Rubio's political chess-playing and brinksmanship during the now-stalled negotiations over property taxes have political strategists guessing. Most surprising is that Rubio -- one of the two most powerful legislative leaders -- told listeners he wanted them to back a referendum drive to bypass the Legislature and eliminate most homeowner property taxes in favor of raising sales taxes 2.5 cents.

''I don't know how much is negotiating or how much of it is dead-rock principle. Nobody knows, except perhaps the speaker,'' said J.M. ''Mac'' Stipanovich, a Crist-backing lobbyist and one-time staff chief for former Republican Gov. Bob Martinez.

''The upside is, if the speaker's goal is significant tax relief for large numbers of people in Florida, he's going to succeed,'' Stipanovich said.

However, if Rubio leads a petition drive, he'll face the opposition from the business lobby, which fears the cooling sales that come with higher sales taxes, especially on big-ticket items like televisions and cars. Many businesses might block signature gatherers from their workplace.

And regardless of the fact that he's proposing the largest property-tax cut in the state's history, Rubio's plan is also one of the biggest tax increases in state history -- something that makes the plan ''tough sledding,'' in the words of Gov. Crist.

Crist's own plan seeks a middle ground. It proposes reducing taxes over five years by $33.5 billion -- in contrast to $15 billion in the Senate and $47 billion in the House. It would roll back the tax base to 2003, ask voters to double the homestead exemption, allow homeowners to take tax savings with them when they move and give first-time homeowners a tax break.

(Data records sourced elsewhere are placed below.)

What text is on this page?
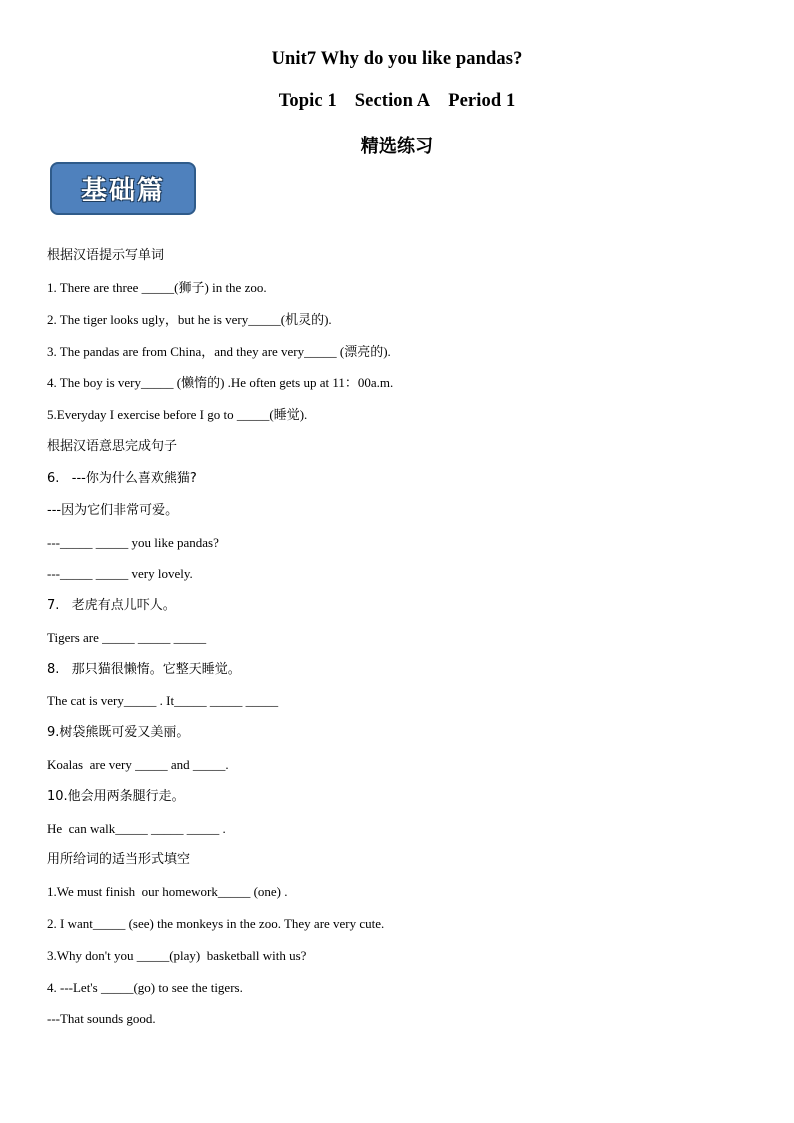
Unit7 Why do you like pandas?
Topic 1 Section A Period 1
精选练习
基础篇
根据汉语提示写单词
1. There are three _____(狮子) in the zoo.
2. The tiger looks ugly，but he is very_____(机灵的).
3. The pandas are from China，and they are very_____ (漂亮的).
4. The boy is very_____ (懒惰的) .He often gets up at 11：00a.m.
5.Everyday I exercise before I go to _____(睡觉).
根据汉语意思完成句子
6.   ---你为什么喜欢熊猫?
---因为它们非常可爱。
---_____ _____ you like pandas?
---_____ _____ very lovely.
7.   老虎有点儿吓人。
Tigers are _____ _____ _____
8.   那只猫很懒惰。它整天睡觉。
The cat is very_____ . It_____ _____ _____
9.树袋熊既可爱又美丽。
Koalas  are very _____ and _____.
10.他会用两条腿行走。
He  can walk_____ _____ _____ .
用所给词的适当形式填空
1.We must finish  our homework_____ (one) .
2. I want_____ (see) the monkeys in the zoo. They are very cute.
3.Why don't you _____(play)  basketball with us?
4. ---Let's _____(go) to see the tigers.
---That sounds good.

With negotiations deadlocked, House and Senate leaders called off formal talks Thursday. Senate leaders, fearing dire budget cuts to poor cities like Opa-locka, said they will resume once they have agreement on the ground rules.

To keep the pressure on, Crist held a press conference Thursday, featuring an elderly couple still hurting from high property taxes and a deaf man from Palm Beach Gardens who used a sign-language translator to say that property taxes were making it impossible for him to move into a new home with his fiancée.

The governor noted, however, that the process requires compromise: ``It's not perfection. You're never going to please everybody.''

Rubio, however, has insisted the opposite. He has repeatedly said the House's goal is not to seek consensus but a tax plan that provides true savings to all homeowners.

''I'm for doing the doable,'' Rubio said again on Thursday. ''As long as it's not a Tallahassee special'' promising relief but not delivering deep enough cuts, he added.